シェニッツァーの表記が間違っていましたので訂正いたしました(22/9/7)

タイトル付け、加筆と修正を行いました(2025/04/15)

 薄暗い屋敷の一室。

 神代流哉は、重い溜息をついた。


 彼の目の前には、自身の宝物庫から持ち出してきた魔導器(まどうき)が、異様な輝きを放っていた。

 卓上に鎮座するのは、月光を宿すかのような耳飾り、星の輝きを閉じ込めた指輪、そして、深淵を織り込んだかのような織布。

 それらは、この世ならざる力を秘めた異物。


 流哉は、この招かれざる訪問者たち、冬城とうじょう燈華(とうか)たちを、一刻も早くこの場から立ち去らせ、日常へと回帰することを切に願っていた。

 

「さて、説明するのも折り返し地点か。

 次は何について話せば良いんだ?」


 卓上に広がる魔導器たち。

 それらが放つ異様な輝きは、この世ならざる光。


 流哉は、それらを見つめながら、次に何を語るべきかを思案する。

 下に引いている織布を選ぶ可能性は低いと思うが、それも確約ではない。

 残るは指輪か耳飾り、そのどちらを選ぶにせよ、その次はもう一方となるのは必然。

 そして、最後に残るは、最も説明が厄介な織布。

 流哉は、そうなることを、心の内で強く願っていた。


「決めました。

 次は、その耳飾りについて教えて下さい」


 大津おおつ秋姫あきが三番目に説明を求めたのは『月女神アルテミスの耳飾り』。

 能力と起源のどちらをとっても、先程のナイフとは比較にならない程の、圧倒的な格を持つ魔導器。

 そして、ほんの少しだけ流哉に縁のある品だが、そこまで詳しく説明する必要はないだろう。


「コレは何年か前、オレと友人が未発見の遺跡を探索し、その内部に形成されたダンジョンから発掘してきたものだ。

 月の女神を祭る廃神殿で発見したことから、『月女神の耳飾り』と名付けた」


 流哉にとって、遺跡探索は珍しいことではなかった。

 探検好きの友人に付き合い、幾度となく遺跡へと足を運んだ。


 遺跡とは、過去の神秘が眠る場所。

 その内部には、しばしばダンジョンが形成される。

 特殊な魔術を用いる必要はあるが、ダンジョンへの入り口を開き、流哉たちは中から希少な物を持ち帰る。

 魔法連盟の魔術師たちからは、探索者シーカーと呼ばれる者たちの特権である。


流哉(りゅうや)さんが、直接遺跡へ行って、発掘してきたってことですか?」


「意外か?

 友人にそういう場所を巡るのが好きな奴が居てな。
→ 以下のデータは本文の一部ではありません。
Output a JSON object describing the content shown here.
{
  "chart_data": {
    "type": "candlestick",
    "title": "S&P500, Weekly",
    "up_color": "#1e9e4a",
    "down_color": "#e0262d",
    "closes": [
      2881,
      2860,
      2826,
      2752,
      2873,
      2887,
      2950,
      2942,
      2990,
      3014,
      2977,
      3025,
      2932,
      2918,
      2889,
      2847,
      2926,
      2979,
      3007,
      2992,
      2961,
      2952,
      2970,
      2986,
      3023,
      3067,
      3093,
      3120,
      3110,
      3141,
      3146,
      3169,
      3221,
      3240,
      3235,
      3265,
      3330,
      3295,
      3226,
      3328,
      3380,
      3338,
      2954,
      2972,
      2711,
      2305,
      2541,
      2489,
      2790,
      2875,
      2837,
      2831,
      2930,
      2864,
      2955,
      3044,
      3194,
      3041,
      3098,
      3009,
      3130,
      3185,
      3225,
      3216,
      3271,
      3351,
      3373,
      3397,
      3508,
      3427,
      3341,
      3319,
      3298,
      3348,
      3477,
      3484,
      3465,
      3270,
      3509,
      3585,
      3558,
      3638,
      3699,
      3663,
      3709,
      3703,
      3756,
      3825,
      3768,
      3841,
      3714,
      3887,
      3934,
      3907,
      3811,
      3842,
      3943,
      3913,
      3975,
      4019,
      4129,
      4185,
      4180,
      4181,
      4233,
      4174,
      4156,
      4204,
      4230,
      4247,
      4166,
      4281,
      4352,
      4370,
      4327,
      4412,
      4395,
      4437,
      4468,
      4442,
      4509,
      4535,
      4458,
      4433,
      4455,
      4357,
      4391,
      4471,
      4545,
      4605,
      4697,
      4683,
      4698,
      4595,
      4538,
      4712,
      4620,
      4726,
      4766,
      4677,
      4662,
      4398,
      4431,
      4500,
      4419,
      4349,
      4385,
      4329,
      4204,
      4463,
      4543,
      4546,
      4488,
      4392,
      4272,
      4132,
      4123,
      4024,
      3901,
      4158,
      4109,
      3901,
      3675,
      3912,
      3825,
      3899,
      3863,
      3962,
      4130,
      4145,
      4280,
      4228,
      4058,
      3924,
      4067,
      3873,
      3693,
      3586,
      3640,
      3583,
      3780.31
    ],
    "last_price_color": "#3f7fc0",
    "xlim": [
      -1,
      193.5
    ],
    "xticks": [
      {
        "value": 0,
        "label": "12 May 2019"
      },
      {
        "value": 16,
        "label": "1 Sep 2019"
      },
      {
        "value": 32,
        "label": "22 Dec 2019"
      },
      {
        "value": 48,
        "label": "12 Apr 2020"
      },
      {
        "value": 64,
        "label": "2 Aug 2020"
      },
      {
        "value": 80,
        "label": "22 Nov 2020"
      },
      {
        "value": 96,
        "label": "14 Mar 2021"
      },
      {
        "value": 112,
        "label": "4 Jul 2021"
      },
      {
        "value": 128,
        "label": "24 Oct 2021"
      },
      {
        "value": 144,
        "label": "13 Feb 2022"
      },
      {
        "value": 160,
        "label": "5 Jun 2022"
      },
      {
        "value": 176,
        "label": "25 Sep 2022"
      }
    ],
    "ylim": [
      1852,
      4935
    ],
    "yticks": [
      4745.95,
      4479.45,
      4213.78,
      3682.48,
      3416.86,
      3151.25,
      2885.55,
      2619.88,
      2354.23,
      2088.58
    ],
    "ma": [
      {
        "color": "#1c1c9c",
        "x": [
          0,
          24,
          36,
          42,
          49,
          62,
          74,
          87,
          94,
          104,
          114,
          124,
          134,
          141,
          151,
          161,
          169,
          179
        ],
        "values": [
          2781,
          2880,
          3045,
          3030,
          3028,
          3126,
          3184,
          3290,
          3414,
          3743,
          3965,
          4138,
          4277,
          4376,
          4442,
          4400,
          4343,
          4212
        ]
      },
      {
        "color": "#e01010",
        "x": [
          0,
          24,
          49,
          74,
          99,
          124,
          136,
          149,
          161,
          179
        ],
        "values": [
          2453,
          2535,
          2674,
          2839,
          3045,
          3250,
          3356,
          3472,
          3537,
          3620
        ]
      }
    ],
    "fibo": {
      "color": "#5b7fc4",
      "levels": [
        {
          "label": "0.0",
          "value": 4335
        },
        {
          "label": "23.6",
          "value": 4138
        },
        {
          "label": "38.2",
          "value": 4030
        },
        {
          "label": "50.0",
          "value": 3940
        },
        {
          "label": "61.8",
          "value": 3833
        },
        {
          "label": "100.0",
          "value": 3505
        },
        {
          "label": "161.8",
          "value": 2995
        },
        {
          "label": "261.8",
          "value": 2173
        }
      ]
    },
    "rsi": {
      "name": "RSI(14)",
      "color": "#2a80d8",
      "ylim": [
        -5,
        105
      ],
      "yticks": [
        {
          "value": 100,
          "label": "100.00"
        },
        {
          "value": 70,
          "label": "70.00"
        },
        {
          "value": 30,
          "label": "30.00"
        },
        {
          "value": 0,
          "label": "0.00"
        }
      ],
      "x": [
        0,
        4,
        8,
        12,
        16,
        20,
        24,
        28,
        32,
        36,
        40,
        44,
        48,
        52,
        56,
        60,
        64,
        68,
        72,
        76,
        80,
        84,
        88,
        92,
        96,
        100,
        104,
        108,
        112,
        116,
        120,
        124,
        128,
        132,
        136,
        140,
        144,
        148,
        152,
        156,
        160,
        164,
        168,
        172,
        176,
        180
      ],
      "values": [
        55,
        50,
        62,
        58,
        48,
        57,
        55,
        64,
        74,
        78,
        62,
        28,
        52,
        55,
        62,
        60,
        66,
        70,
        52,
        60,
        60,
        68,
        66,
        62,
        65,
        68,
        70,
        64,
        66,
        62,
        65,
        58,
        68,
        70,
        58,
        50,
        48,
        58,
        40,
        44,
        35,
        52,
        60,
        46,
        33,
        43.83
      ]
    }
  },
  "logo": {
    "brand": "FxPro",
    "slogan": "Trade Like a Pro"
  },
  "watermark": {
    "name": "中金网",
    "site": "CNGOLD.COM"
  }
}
ソレによく付き合っていたんだ」


流哉(りゅうや)さんの交友関係は広いんですね」


 秋姫(あき)燈華(とうか)にとって、流哉が遺跡へ赴くという話しは意外だったらしい。


 発掘と言えば聞こえは良いが、要するにあらゆる場所に忍び込んでは、所有者の許可を得ることなく持ち出すこと。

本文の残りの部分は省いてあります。